Furthermore, we are not only interested in protecting machines within our wireless segment, we are also interested in protecting the privacy of roaming users. That is, users we have had no previous contact or arrangement with. One can think here of WiFi hotspots. The customer associates with the network, passes some credentials or monetary verification, and is then allowed to use the network for a certain amount of time. It is important to offer encryption and privacy to clients we have no pre-existing agreement with.

The Logical Choice: IPsec

So far, we have concluded that we need a security protocol on the TCP/IP layer. This means we can look at solutions from before the time that there was even such a thing as wireless networking. One popular solution is VPNs based on SSL, but the problem with SSL of course is that it uses a TCP connection. An attacker can send a single spoofed TCP-RST packet to kill an SSL-based VPN tunnel. Another popular solution is OpenVPN, which provides a relatively easy to set up and use UDP-based VPN. However, OpenVPN clients are only available for a limited number of operating systems. It also needs pre-arrangement; you need to know each others' SSL credentials. OpenVPN has also been exposed to much less scrutiny from the crypto research community. Other alternatives used are stunnel (SSL wrapping) or CIPE. The CIPE protocol has turned out to be fundamentally flawed, and should not be used at all. Stunnel solutions suffer from the TCPRST flag issue already mentioned.

The problem of all of these solutions is that they are created by individuals to solve a problem. But the problem has already been solved, and by a much larger group of very knowledgeable people needing military-grade encryption. The solution is called IPsec. IPsec uses well known, much researched algorithms and protocols, and open-source implementations have successfully been through software audits by universities or other specialists. IPsec is also not vulnerable to forged TCP-RST packets, since it does not use TCP at all.
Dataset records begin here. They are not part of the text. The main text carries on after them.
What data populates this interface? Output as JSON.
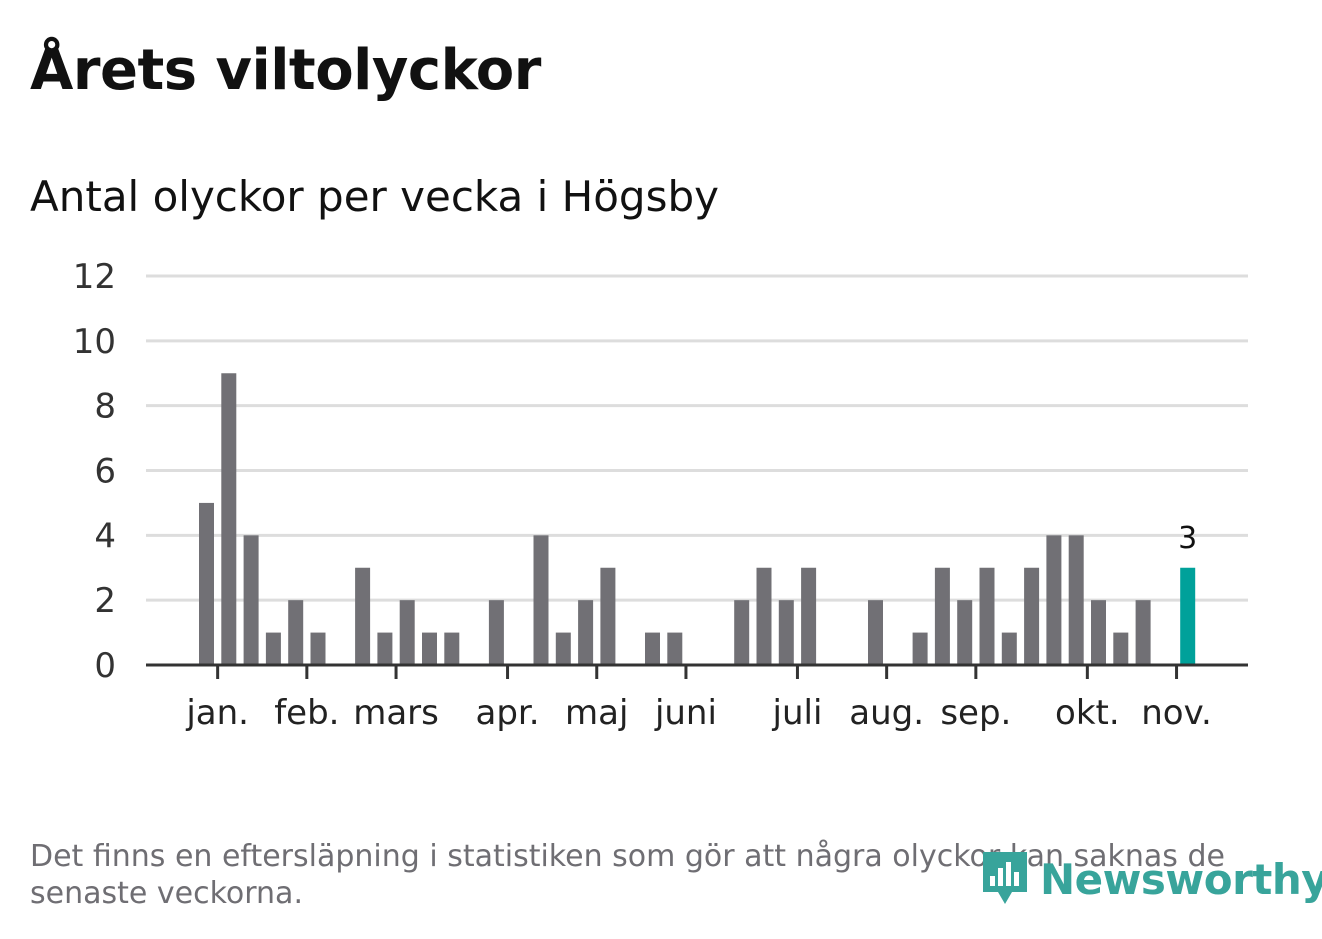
{
  "title": "Årets viltolyckor",
  "subtitle": "Antal olyckor per vecka i Högsby",
  "footnote": "Det finns en eftersläpning i statistiken som gör att några olyckor kan saknas de senaste veckorna.",
  "logo_text": "Newsworthy",
  "colors": {
    "bar": "#717075",
    "highlight": "#00a19a",
    "grid": "#dddddd",
    "axis": "#333333",
    "logo": "#38a49b"
  },
  "chart_data": {
    "type": "bar",
    "x": [
      1,
      2,
      3,
      4,
      5,
      6,
      7,
      8,
      9,
      10,
      11,
      12,
      13,
      14,
      15,
      16,
      17,
      18,
      19,
      20,
      21,
      22,
      23,
      24,
      25,
      26,
      27,
      28,
      29,
      30,
      31,
      32,
      33,
      34,
      35,
      36,
      37,
      38,
      39,
      40,
      41,
      42,
      43,
      44,
      45,
      46
    ],
    "values": [
      5,
      9,
      4,
      1,
      2,
      1,
      0,
      3,
      1,
      2,
      1,
      1,
      0,
      2,
      0,
      4,
      1,
      2,
      3,
      0,
      1,
      1,
      0,
      0,
      2,
      3,
      2,
      3,
      0,
      0,
      2,
      0,
      1,
      3,
      2,
      3,
      1,
      3,
      4,
      4,
      2,
      1,
      2,
      0,
      3,
      null
    ],
    "highlight_index": 44,
    "highlight_label": "3",
    "ylim": [
      0,
      12
    ],
    "yticks": [
      0,
      2,
      4,
      6,
      8,
      10,
      12
    ],
    "month_ticks": [
      {
        "label": "jan.",
        "pos": 1.5
      },
      {
        "label": "feb.",
        "pos": 5.5
      },
      {
        "label": "mars",
        "pos": 9.5
      },
      {
        "label": "apr.",
        "pos": 14.5
      },
      {
        "label": "maj",
        "pos": 18.5
      },
      {
        "label": "juni",
        "pos": 22.5
      },
      {
        "label": "juli",
        "pos": 27.5
      },
      {
        "label": "aug.",
        "pos": 31.5
      },
      {
        "label": "sep.",
        "pos": 35.5
      },
      {
        "label": "okt.",
        "pos": 40.5
      },
      {
        "label": "nov.",
        "pos": 44.5
      }
    ],
    "grid": true,
    "xlabel": "",
    "ylabel": ""
  }
}
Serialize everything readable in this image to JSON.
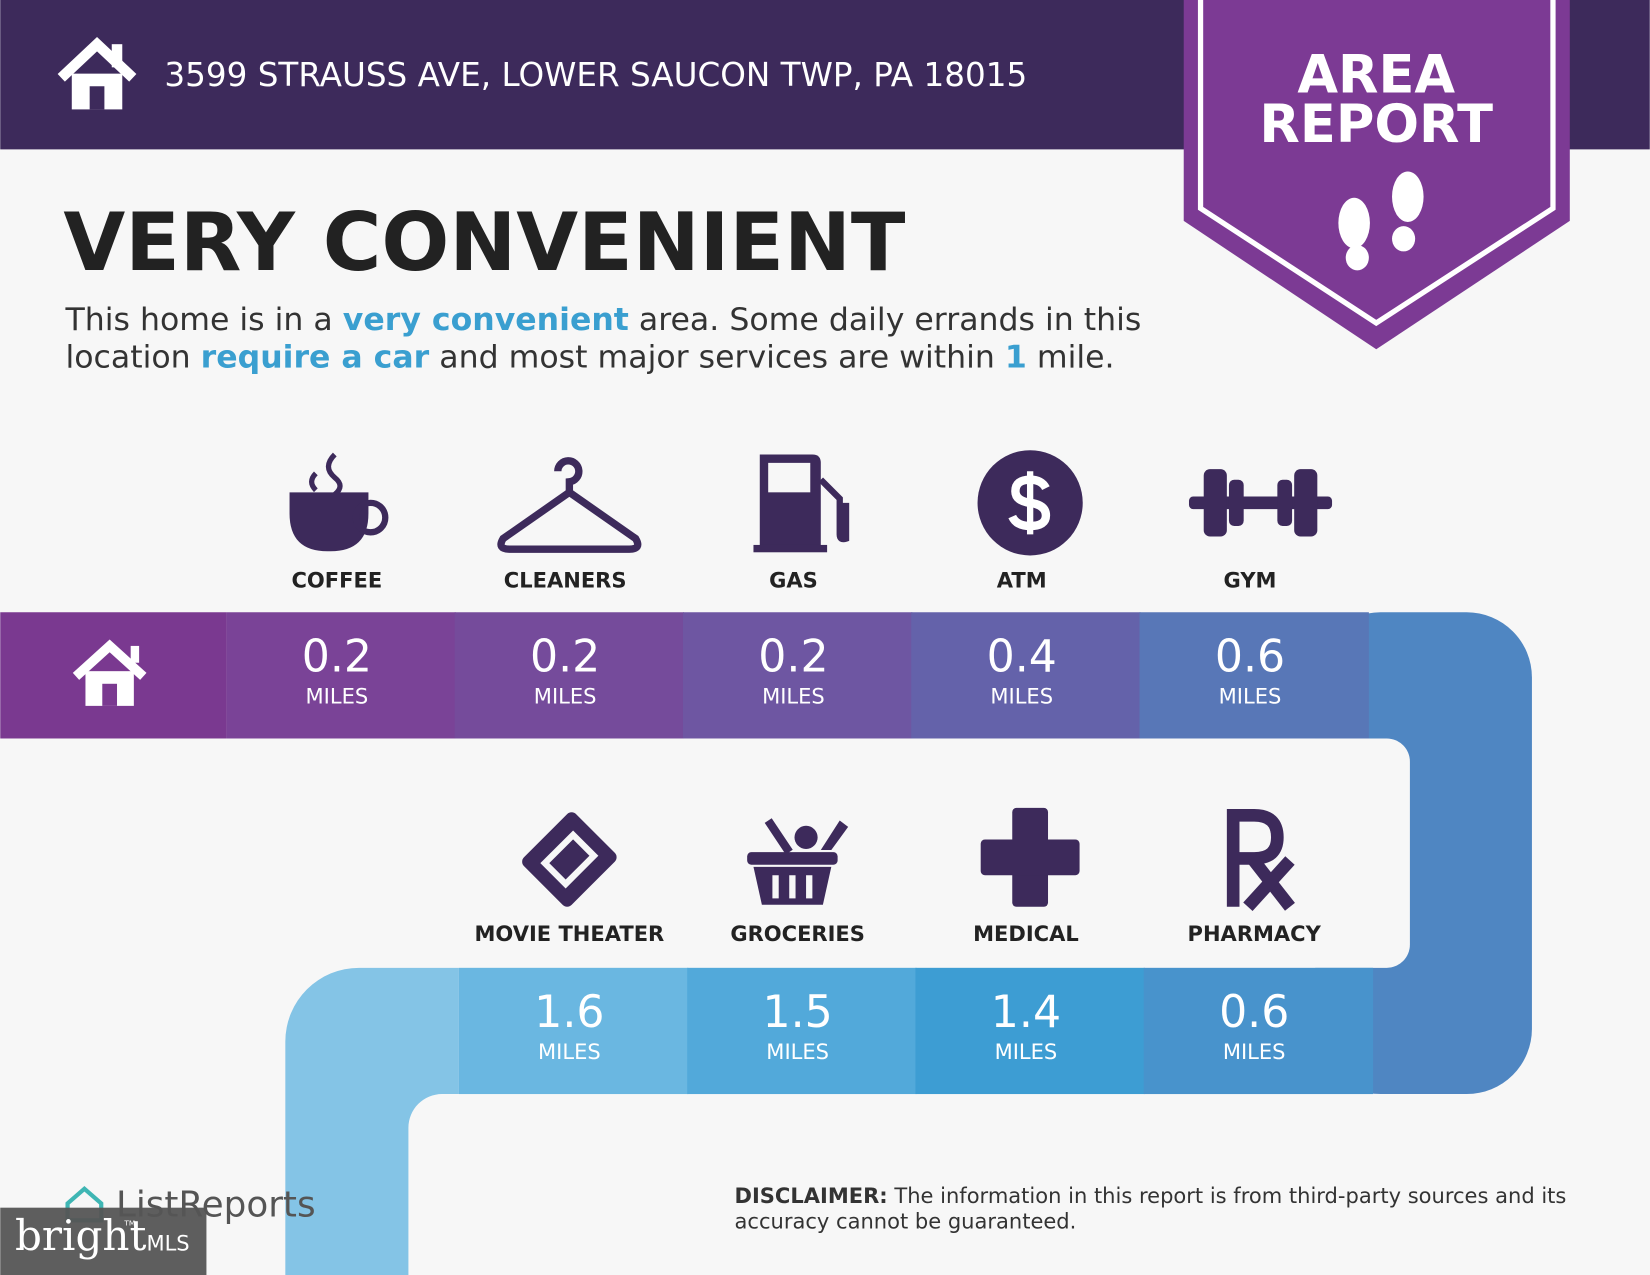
{
  "header": {
    "address": "3599 STRAUSS AVE, LOWER SAUCON TWP, PA 18015"
  },
  "badge": {
    "line1": "AREA",
    "line2": "REPORT"
  },
  "headline": "VERY CONVENIENT",
  "description": {
    "lines": [
      [
        {
          "text": "This home is in a ",
          "highlight": false
        },
        {
          "text": "very convenient",
          "highlight": true
        },
        {
          "text": " area. Some daily errands in this",
          "highlight": false
        }
      ],
      [
        {
          "text": "location ",
          "highlight": false
        },
        {
          "text": "require a car",
          "highlight": true
        },
        {
          "text": " and most major services are within ",
          "highlight": false
        },
        {
          "text": "1",
          "highlight": true
        },
        {
          "text": " mile.",
          "highlight": false
        }
      ]
    ]
  },
  "top_row": [
    {
      "label": "COFFEE",
      "distance": 0.2,
      "unit": "MILES"
    },
    {
      "label": "CLEANERS",
      "distance": 0.2,
      "unit": "MILES"
    },
    {
      "label": "GAS",
      "distance": 0.2,
      "unit": "MILES"
    },
    {
      "label": "ATM",
      "distance": 0.4,
      "unit": "MILES"
    },
    {
      "label": "GYM",
      "distance": 0.6,
      "unit": "MILES"
    }
  ],
  "bottom_row": [
    {
      "label": "MOVIE THEATER",
      "distance": 1.6,
      "unit": "MILES"
    },
    {
      "label": "GROCERIES",
      "distance": 1.5,
      "unit": "MILES"
    },
    {
      "label": "MEDICAL",
      "distance": 1.4,
      "unit": "MILES"
    },
    {
      "label": "PHARMACY",
      "distance": 0.6,
      "unit": "MILES"
    }
  ],
  "footer": {
    "logo": "ListReports",
    "disclaimer": {
      "label": "DISCLAIMER:",
      "lines": [
        " The information in this report is from third-party sources and its",
        "accuracy cannot be guaranteed."
      ]
    },
    "watermark": {
      "brand": "bright",
      "tm": "TM",
      "suffix": "MLS"
    }
  }
}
Furthermore, IPsec has been deployed for years and is supported by many vendors, including all end-user operating systems. It is also not encumbered by any software patents or licensing issues.

Hotspot

We want to support a hotspot-style network where anyone on the wireless network is protected, after presenting some form of valid credentials (credit card, scratch card, or username and password). The first thing we need to do is to open the link layer, and allow clients to associate and get an IP address and DNS server through DHCP.

Note that we cannot protect the user from associating with a forged AP pretending to be our hotspot AP. AP beacons need to be cryptographically signed. Some OpenBSD people are working on an AP driver that supports this.